Status: Hoax reported as news
Peter Frost has an article in the current issue of
Evolution and Human Behavior in which he argues that the trait for blonde hair evolved 10,000 years ago in northern Europe because men found blonde women to be attractive--and because there were more women than men, the women had to compete for the men. (I'm simplifying his argument a lot.) But I'm not bringing this up to make a point about Frost's article. Instead, I'm bringing it up because the
London Times discusses his article and concludes with this observation:
Film star blondes such as Marilyn Monroe, Brigitte Bardot, Sharon Stone and Scarlett Johansson are held up as ideals of feminine allure. However, the future of the blonde is uncertain. A study by the World Health Organisation found that natural blonds are likely to be extinct within 200 years because there are too few people carrying the blond gene. According to the WHO study, the last natural blond is likely to be born in Finland during 2202.
They're referring, of course, to the story of the WHO Blonde Report, which was
revealed to be a hoax back in 2002. The gene for blonde hair is not actually disappearing, nor did the WHO ever sponsor such a study. Did the Times not realize it was a hoax, or did the reporter slip this in as a joke?
Comments
To be scientific, the reason why men prefer blond women (supposedly) is because fair hair is often the softest, and humans go for prople with soft hair because it suggests that they are free of parasites and desieses.
What a pity that wasn't it. I've always wanted the ability to become invisible at will.
A gene can be in danger of dying out if, say, less than a couple of hundred individuals have it, not when a few hundred million individuals have it.
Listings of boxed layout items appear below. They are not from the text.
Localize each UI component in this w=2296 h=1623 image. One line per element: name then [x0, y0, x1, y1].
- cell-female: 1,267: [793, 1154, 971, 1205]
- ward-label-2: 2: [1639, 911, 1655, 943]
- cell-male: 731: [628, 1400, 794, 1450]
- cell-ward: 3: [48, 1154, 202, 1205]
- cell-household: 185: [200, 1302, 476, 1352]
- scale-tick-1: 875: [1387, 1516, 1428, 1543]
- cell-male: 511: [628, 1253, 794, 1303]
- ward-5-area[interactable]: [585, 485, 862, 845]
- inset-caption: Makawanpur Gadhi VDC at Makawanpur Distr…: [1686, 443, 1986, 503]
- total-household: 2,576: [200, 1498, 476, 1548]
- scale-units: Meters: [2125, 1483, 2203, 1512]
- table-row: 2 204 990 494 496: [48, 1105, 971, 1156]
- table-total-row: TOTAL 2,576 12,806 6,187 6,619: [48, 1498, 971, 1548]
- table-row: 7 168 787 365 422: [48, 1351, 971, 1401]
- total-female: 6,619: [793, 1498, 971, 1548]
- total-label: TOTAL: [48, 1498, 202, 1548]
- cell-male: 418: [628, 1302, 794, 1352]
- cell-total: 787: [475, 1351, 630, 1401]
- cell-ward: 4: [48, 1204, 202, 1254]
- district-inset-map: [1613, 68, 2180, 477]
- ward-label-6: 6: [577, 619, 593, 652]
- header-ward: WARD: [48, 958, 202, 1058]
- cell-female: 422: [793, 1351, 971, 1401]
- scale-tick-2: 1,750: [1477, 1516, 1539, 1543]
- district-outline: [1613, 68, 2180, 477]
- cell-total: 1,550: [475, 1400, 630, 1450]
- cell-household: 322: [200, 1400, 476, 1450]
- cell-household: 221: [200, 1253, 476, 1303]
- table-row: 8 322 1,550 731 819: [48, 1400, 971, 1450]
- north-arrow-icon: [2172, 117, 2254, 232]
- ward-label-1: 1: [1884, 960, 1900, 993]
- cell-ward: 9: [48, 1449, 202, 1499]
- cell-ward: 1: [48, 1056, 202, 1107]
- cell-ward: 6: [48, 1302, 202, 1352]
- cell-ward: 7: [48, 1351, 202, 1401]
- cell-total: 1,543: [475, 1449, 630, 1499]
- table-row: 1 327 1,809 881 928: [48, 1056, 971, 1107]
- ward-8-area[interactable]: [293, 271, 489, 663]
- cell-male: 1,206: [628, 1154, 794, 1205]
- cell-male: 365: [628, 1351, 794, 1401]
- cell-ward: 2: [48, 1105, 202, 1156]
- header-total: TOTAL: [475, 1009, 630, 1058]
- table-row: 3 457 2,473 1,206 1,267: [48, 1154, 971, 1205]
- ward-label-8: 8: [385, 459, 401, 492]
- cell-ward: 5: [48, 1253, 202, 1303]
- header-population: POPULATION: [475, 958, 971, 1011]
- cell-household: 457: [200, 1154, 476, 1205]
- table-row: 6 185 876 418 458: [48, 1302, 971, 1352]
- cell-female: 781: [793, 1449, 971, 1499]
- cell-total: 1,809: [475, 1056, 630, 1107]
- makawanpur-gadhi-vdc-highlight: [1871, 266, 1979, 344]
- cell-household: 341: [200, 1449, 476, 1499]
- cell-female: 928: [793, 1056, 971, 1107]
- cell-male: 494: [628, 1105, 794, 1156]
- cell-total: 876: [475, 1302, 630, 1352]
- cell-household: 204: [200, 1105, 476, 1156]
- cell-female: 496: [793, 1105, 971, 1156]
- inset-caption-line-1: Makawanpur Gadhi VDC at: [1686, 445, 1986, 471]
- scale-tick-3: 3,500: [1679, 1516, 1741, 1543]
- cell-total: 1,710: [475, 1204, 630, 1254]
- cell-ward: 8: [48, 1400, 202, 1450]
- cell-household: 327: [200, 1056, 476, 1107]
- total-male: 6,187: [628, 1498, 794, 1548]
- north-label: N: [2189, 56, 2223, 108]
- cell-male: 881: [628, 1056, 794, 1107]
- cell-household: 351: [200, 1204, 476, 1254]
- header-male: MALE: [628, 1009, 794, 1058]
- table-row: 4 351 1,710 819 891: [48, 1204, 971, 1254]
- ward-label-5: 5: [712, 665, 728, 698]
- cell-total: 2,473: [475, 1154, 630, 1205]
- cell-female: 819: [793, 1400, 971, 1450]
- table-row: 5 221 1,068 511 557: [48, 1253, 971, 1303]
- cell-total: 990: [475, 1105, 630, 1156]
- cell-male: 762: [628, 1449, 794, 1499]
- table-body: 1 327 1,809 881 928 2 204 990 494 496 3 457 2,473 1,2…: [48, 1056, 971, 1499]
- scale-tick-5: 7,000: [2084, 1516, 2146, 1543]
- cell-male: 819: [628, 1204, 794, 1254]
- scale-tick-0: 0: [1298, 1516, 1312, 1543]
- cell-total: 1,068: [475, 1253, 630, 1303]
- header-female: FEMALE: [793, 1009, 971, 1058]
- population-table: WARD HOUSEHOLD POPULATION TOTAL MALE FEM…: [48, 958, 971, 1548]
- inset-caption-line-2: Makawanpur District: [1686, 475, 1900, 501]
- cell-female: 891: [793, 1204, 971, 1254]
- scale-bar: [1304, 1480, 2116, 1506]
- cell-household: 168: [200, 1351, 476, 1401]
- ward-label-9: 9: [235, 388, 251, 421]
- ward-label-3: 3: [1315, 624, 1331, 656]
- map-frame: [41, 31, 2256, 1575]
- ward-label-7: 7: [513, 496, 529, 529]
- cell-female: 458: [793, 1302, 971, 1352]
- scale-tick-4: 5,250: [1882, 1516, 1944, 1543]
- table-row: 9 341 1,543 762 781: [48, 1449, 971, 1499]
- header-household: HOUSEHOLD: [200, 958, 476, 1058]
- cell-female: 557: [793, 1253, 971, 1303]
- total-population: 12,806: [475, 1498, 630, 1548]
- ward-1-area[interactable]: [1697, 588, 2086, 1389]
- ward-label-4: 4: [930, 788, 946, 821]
Also remember that blond hair is generally a recessive trait, which means that (probably) even more people have the gene, without having blond hair, than have the gene and have blond hair. This gets a little dicey because hair color is not controlled by a single gene, but you get the idea.
The Daily Mail/The Mail on Sunday
The Mirror/The Sunday Mirror
The Daily Telegraph/The Sunday Telegraph
The Independent/The Independent on Sunday
and (this is the really strange one)
The Sun/The News of the World.
It's one of those quaint British things that we do to annoy and confuse foreigners ... ; )
Hands off the name Blonde if you're bleached because Blonde means something already; it means the Blonde people.
If you don't care about a tiny genetic minority group being bullied and degraded by a forced association perhaps you might consider how all the little Blonde children feel when they see and hear all the degraded Bleached Brunettes running around oinking and squealing Blonde, Blonder, Blondest.
Oh and by the way blondfrombirth was started by a man and men are Blond, without the 'e'. Women are Blonde with the 'e'.
I know this is a daft question, but is there an objective way of saying whether a person has dark blond or light brown hair?
Because sometimes I hear a girl described as a blond, when her hair just looks brown to me. Then again, I've said that a guy was dark blond, and been told no, his hair is really light brown.
Can anyone provide a photo of someone with dark blond hair and one with light brown hair so I can see what the difference is?